Alors que les épargnants scrutent avec attention l’évolution des taux des livrets réglementés, le ministre de l’Économie, Roland Lescure, a indiqué que la révision du taux du Livret A serait calculée et rendue publique d’ici à la mi-juillet. Cette annonce, rapportée par Le Monde, intervient dans un contexte où l’inflation et les orientations monétaires de la Banque centrale européenne (BCE) jouent un rôle clé dans la fixation des rendements des placements sans risque.

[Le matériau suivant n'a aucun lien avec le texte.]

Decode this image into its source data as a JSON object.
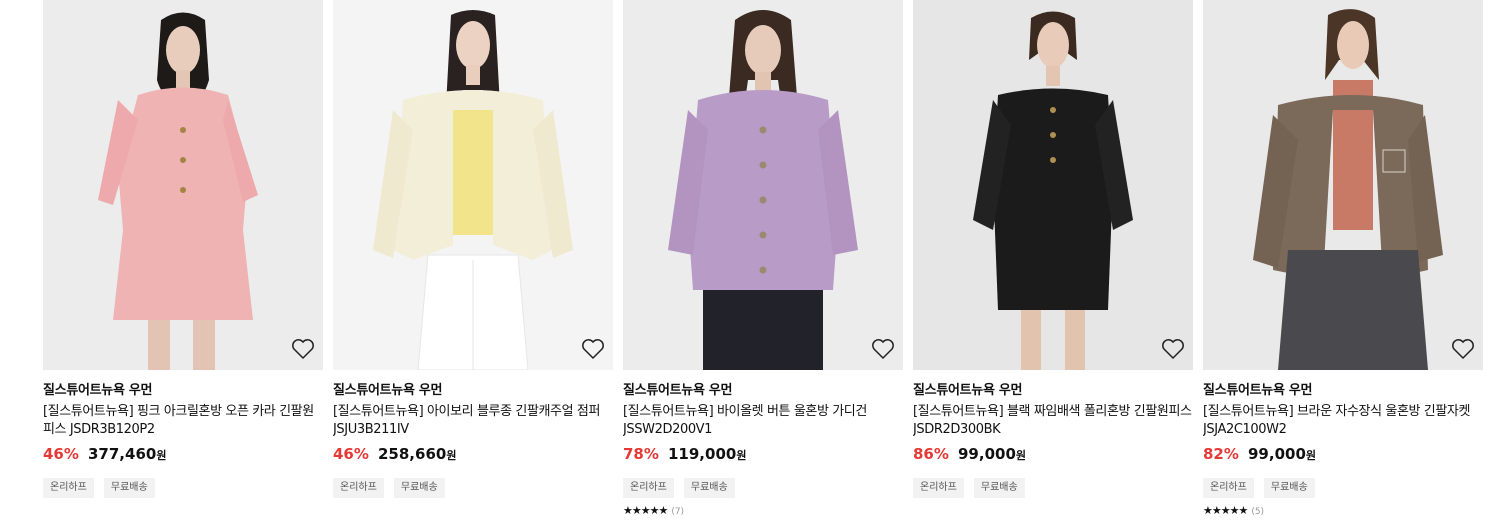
{
  "products": [
    {
      "brand": "질스튜어트뉴욕 우먼",
      "name": "[질스튜어트뉴욕] 핑크 아크릴혼방 오픈 카라 긴팔원피스 JSDR3B120P2",
      "discount": "46%",
      "price": "377,460",
      "currency": "원",
      "tags": [
        "온리하프",
        "무료배송"
      ],
      "rating": null,
      "review_count": null,
      "image": "model-in-pink-tweed-dress",
      "colors": {
        "garment": "#efb3b4",
        "bg": "#ececec"
      }
    },
    {
      "brand": "질스튜어트뉴욕 우먼",
      "name": "[질스튜어트뉴욕] 아이보리 블루종 긴팔캐주얼 점퍼 JSJU3B211IV",
      "discount": "46%",
      "price": "258,660",
      "currency": "원",
      "tags": [
        "온리하프",
        "무료배송"
      ],
      "rating": null,
      "review_count": null,
      "image": "model-in-ivory-blouson-jacket",
      "colors": {
        "garment": "#f3eed8",
        "bg": "#f4f4f4"
      }
    },
    {
      "brand": "질스튜어트뉴욕 우먼",
      "name": "[질스튜어트뉴욕] 바이올렛 버튼 울혼방 가디건 JSSW2D200V1",
      "discount": "78%",
      "price": "119,000",
      "currency": "원",
      "tags": [
        "온리하프",
        "무료배송"
      ],
      "rating": 4.5,
      "stars_text": "★★★★★",
      "review_count": "(7)",
      "image": "model-in-violet-cardigan",
      "colors": {
        "garment": "#b89bc6",
        "bg": "#ececec"
      }
    },
    {
      "brand": "질스튜어트뉴욕 우먼",
      "name": "[질스튜어트뉴욕] 블랙 짜임배색 폴리혼방 긴팔원피스 JSDR2D300BK",
      "discount": "86%",
      "price": "99,000",
      "currency": "원",
      "tags": [
        "온리하프",
        "무료배송"
      ],
      "rating": null,
      "review_count": null,
      "image": "model-in-black-dress",
      "colors": {
        "garment": "#1b1b1b",
        "bg": "#e6e6e6"
      }
    },
    {
      "brand": "질스튜어트뉴욕 우먼",
      "name": "[질스튜어트뉴욕] 브라운 자수장식 울혼방 긴팔자켓 JSJA2C100W2",
      "discount": "82%",
      "price": "99,000",
      "currency": "원",
      "tags": [
        "온리하프",
        "무료배송"
      ],
      "rating": 5,
      "stars_text": "★★★★★",
      "review_count": "(5)",
      "image": "model-in-brown-check-jacket",
      "colors": {
        "garment": "#7b6a5a",
        "bg": "#e9e9e9"
      }
    }
  ],
  "icons": {
    "wishlist": "heart-outline-icon",
    "star": "star-icon"
  }
}
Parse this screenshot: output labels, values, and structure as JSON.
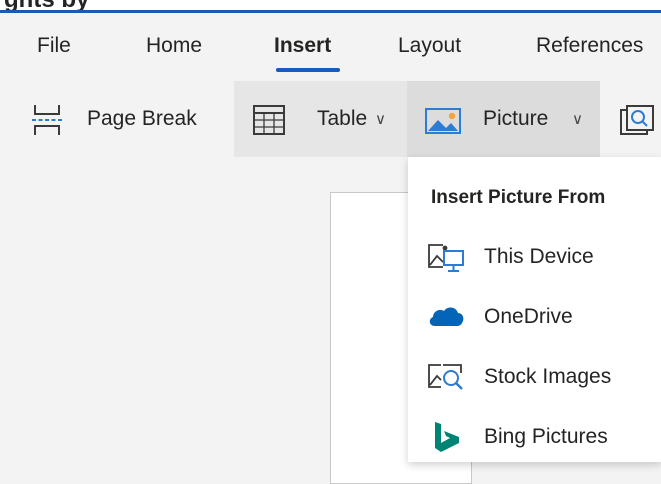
{
  "document": {
    "title_fragment": "ghts by"
  },
  "tabs": [
    {
      "label": "File"
    },
    {
      "label": "Home"
    },
    {
      "label": "Insert",
      "active": true
    },
    {
      "label": "Layout"
    },
    {
      "label": "References"
    }
  ],
  "ribbon": {
    "page_break": {
      "label": "Page Break"
    },
    "table": {
      "label": "Table",
      "chevron": "∨"
    },
    "picture": {
      "label": "Picture",
      "chevron": "∨"
    }
  },
  "picture_menu": {
    "header": "Insert Picture From",
    "items": [
      {
        "label": "This Device",
        "icon": "device-picture-icon"
      },
      {
        "label": "OneDrive",
        "icon": "onedrive-cloud-icon"
      },
      {
        "label": "Stock Images",
        "icon": "stock-images-icon"
      },
      {
        "label": "Bing Pictures",
        "icon": "bing-logo-icon"
      }
    ]
  },
  "colors": {
    "accent": "#185abd",
    "onedrive": "#0364b8",
    "bing": "#008373",
    "icon_blue": "#2b7cd3"
  }
}
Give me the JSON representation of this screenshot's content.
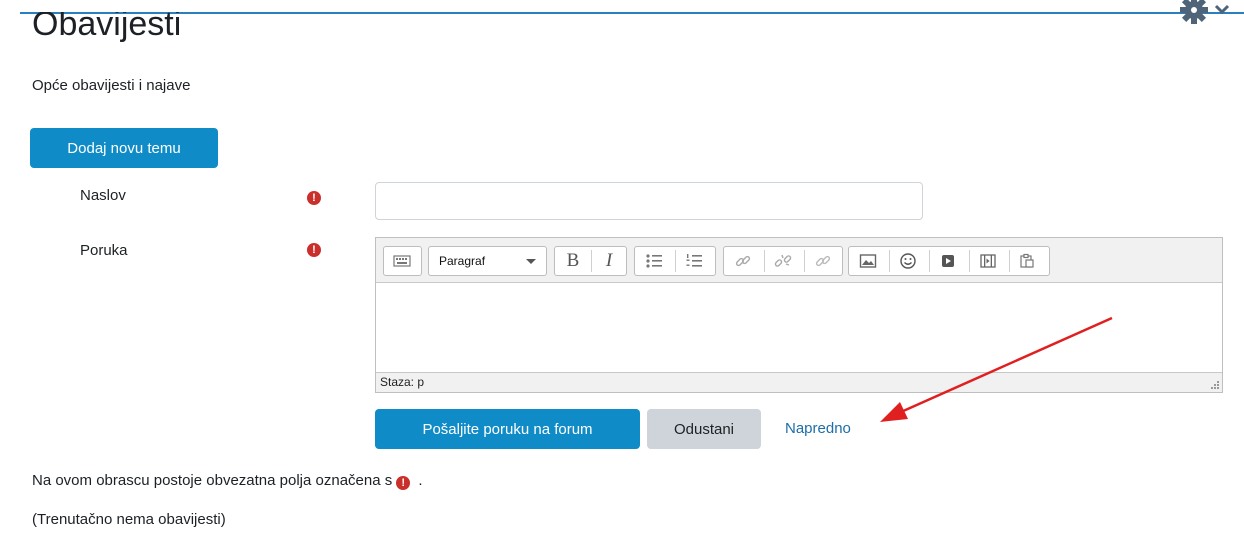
{
  "page": {
    "title": "Obavijesti",
    "intro": "Opće obavijesti i najave"
  },
  "actions": {
    "add_topic": "Dodaj novu temu"
  },
  "form": {
    "subject_label": "Naslov",
    "message_label": "Poruka",
    "required_icon_label": "!",
    "subject_value": "",
    "editor": {
      "format_select": "Paragraf",
      "toolbar_icons": [
        "keyboard-icon",
        "bold-icon",
        "italic-icon",
        "bullet-list-icon",
        "numbered-list-icon",
        "link-icon",
        "unlink-icon",
        "anchor-icon",
        "image-icon",
        "emoticon-icon",
        "media-icon",
        "video-icon",
        "paste-icon"
      ],
      "bold_label": "B",
      "italic_label": "I",
      "status_path": "Staza: p"
    },
    "submit_label": "Pošaljite poruku na forum",
    "cancel_label": "Odustani",
    "advanced_label": "Napredno"
  },
  "notes": {
    "required_before": "Na ovom obrascu postoje obvezatna polja označena s",
    "required_after": ".",
    "empty": "(Trenutačno nema obavijesti)"
  },
  "colors": {
    "primary": "#0f8cc7",
    "required": "#c9302c",
    "link": "#1e6ea7",
    "annotation_arrow": "#e02020"
  }
}
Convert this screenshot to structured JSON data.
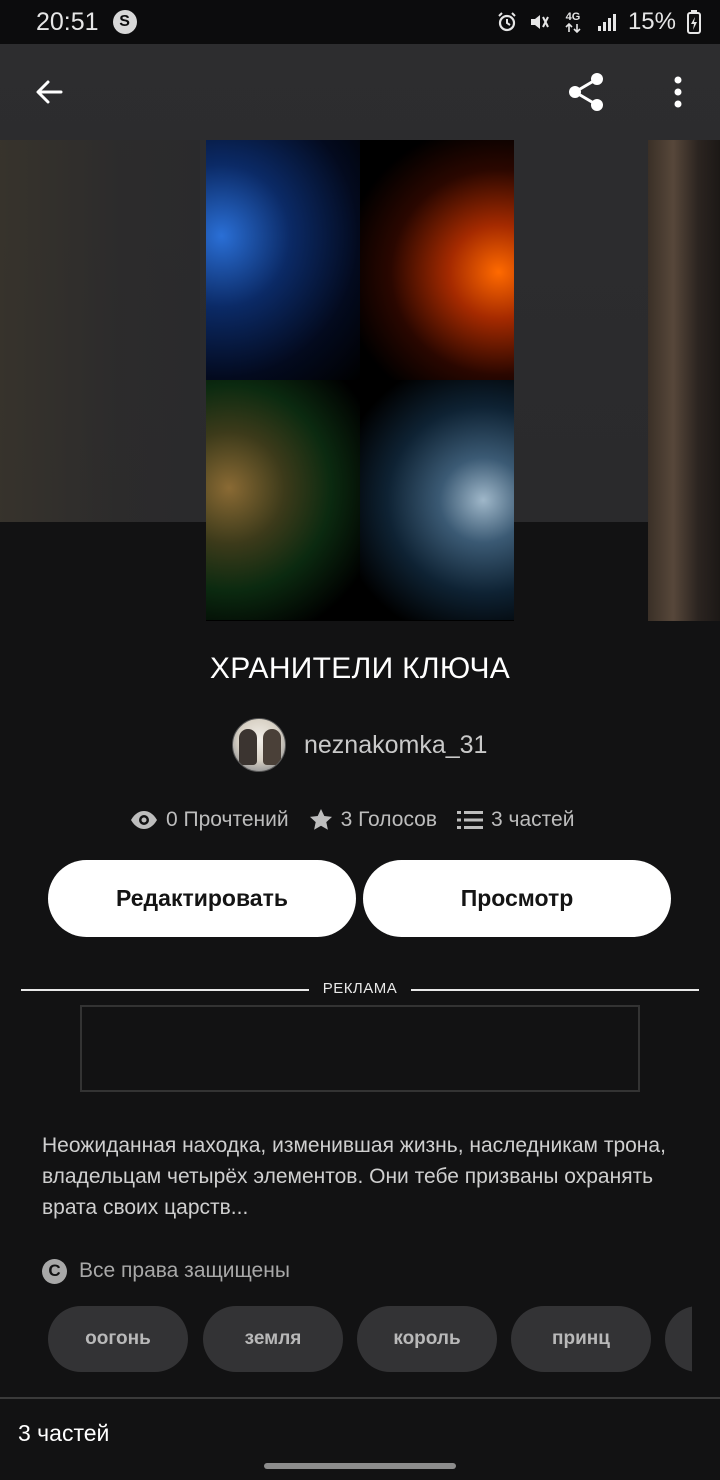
{
  "status_bar": {
    "time": "20:51",
    "s_glyph": "S",
    "network": "4G",
    "battery": "15%",
    "icons": [
      "alarm-icon",
      "mute-icon",
      "network-4g-icon",
      "signal-icon",
      "battery-charging-icon"
    ]
  },
  "toolbar": {
    "icons": [
      "back-arrow-icon",
      "share-icon",
      "more-vertical-icon"
    ]
  },
  "story": {
    "title": "ХРАНИТЕЛИ КЛЮЧА",
    "author": "neznakomka_31",
    "reads": "0 Прочтений",
    "votes": "3 Голосов",
    "parts": "3 частей",
    "description": "Неожиданная находка,  изменившая жизнь, наследникам трона, владельцам четырёх элементов. Они тебе призваны охранять врата своих царств...",
    "copyright": "Все права защищены",
    "copyright_glyph": "C"
  },
  "actions": {
    "edit_label": "Редактировать",
    "view_label": "Просмотр"
  },
  "ad": {
    "label": "РЕКЛАМА"
  },
  "tags": [
    "оогонь",
    "земля",
    "король",
    "принц"
  ],
  "footer": {
    "parts_count": "3 частей"
  },
  "colors": {
    "background": "#121213",
    "header_bg": "#2a2a2c",
    "button_bg": "#ffffff",
    "tag_bg": "#333335"
  }
}
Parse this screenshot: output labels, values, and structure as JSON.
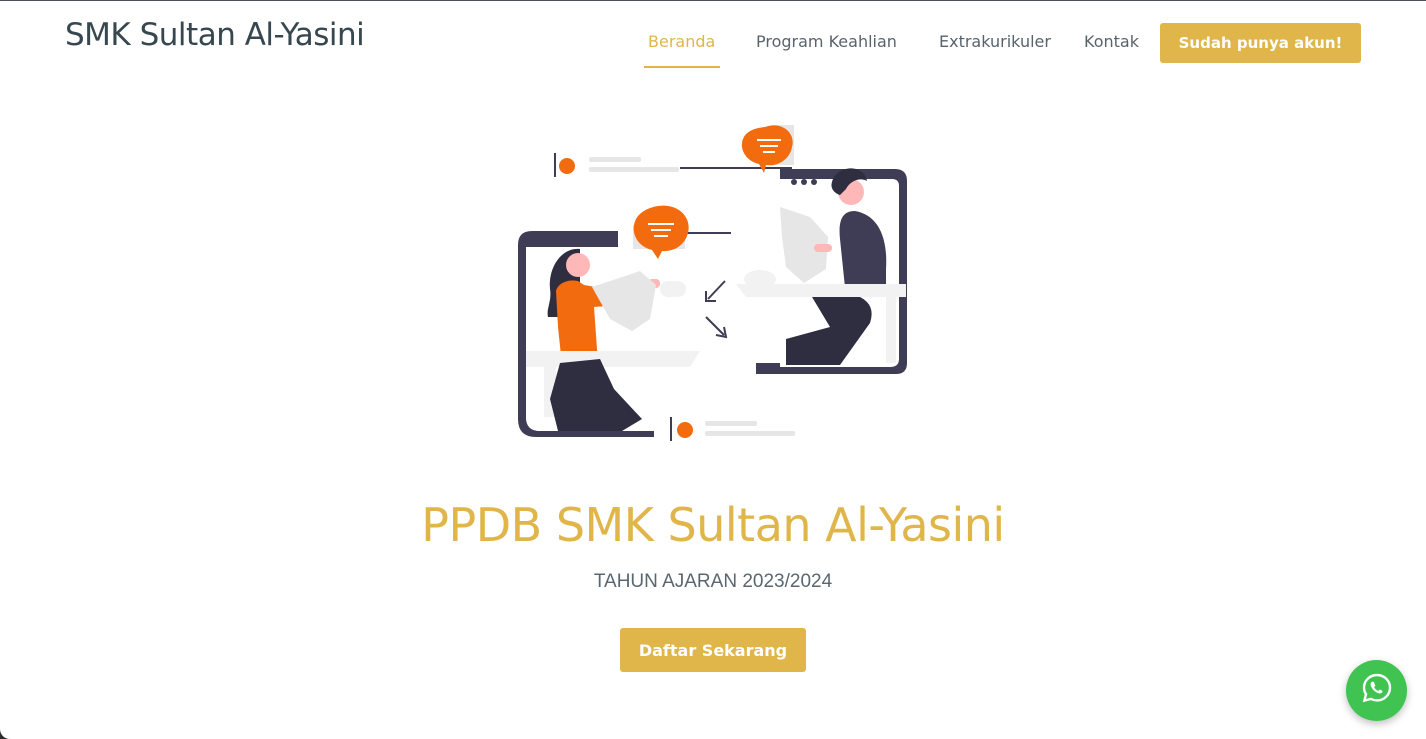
{
  "brand": {
    "name": "SMK Sultan Al-Yasini"
  },
  "nav": {
    "items": [
      {
        "label": "Beranda"
      },
      {
        "label": "Program Keahlian"
      },
      {
        "label": "Extrakurikuler"
      },
      {
        "label": "Kontak"
      }
    ],
    "active": "Beranda",
    "account_button": "Sudah punya akun!"
  },
  "hero": {
    "illustration_icon": "online-meeting-illustration",
    "title": "PPDB SMK Sultan Al-Yasini",
    "subtitle": "TAHUN AJARAN 2023/2024",
    "cta": "Daftar Sekarang"
  },
  "whatsapp": {
    "icon": "whatsapp-icon"
  },
  "colors": {
    "accent": "#e0b64a",
    "illustration_orange": "#f26b0f",
    "illustration_dark": "#3f3d56",
    "whatsapp_green": "#40c351"
  }
}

Le Livret A, placé au cœur des préoccupations des Français en raison de son accessibilité et de son exonération fiscale, voit son taux révisé tous les six mois. Le dernier ajustement, entré en vigueur le 1er février 2026, avait été fixé à 3 %. Depuis cette date, les débats sur l’impact de l’inflation – qui s’est établie à 2,5 % sur un an en juin 2026 selon l’Insee – et sur la politique monétaire de la BCE alimentent les spéculations sur une éventuelle hausse.

Ce qu'il faut retenir

  • Le taux du Livret A doit être connu avant la mi-juillet 2026, selon une déclaration du ministre de l’Économie Roland Lescure.
  • Le dernier taux en vigueur, fixé le 1er février 2026, s’élève à 3 %.
  • L’inflation annuelle en France s’établissait à 2,5 % en juin 2026, un facteur déterminant pour la révision.
  • Le Livret A est un placement réglementé, exonéré d’impôts et de prélèvements sociaux, largement utilisé par les ménages français.
  • La révision du taux intervient tous les six mois, généralement aux mois de février et août.

Un mécanisme de calcul encadré par la réglementation

Le taux du Livret A n’est pas fixé de manière discrétionnaire par l’État ou les banques. Il repose sur une formule de calcul officielle, basée à 75 % sur la moyenne mensuelle de l’inflation sur les six derniers mois, et à 25 % sur la moyenne mensuelle des taux interbancaires (Euribor 3 mois). Selon les données disponibles début juillet 2026, cette formule pourrait théoriquement conduire à une légère hausse, en raison de la persistance d’une inflation supérieure à l’objectif de 2 % fixé par la BCE.

Roland Lescure a rappelé que cette révision s’inscrivait dans un cadre strict, visant à préserver le pouvoir d’achat des épargnants tout en maintenant l’attractivité du Livret A face à d’autres supports d’épargne. « Le Livret A reste un outil essentiel pour les ménages modestes, et son taux doit refléter à la fois la réalité économique et les besoins de stabilité financière », a-t-il précisé. La formule actuelle, mise en place en 2022, a été conçue pour éviter des variations brutales et protéger les épargnants.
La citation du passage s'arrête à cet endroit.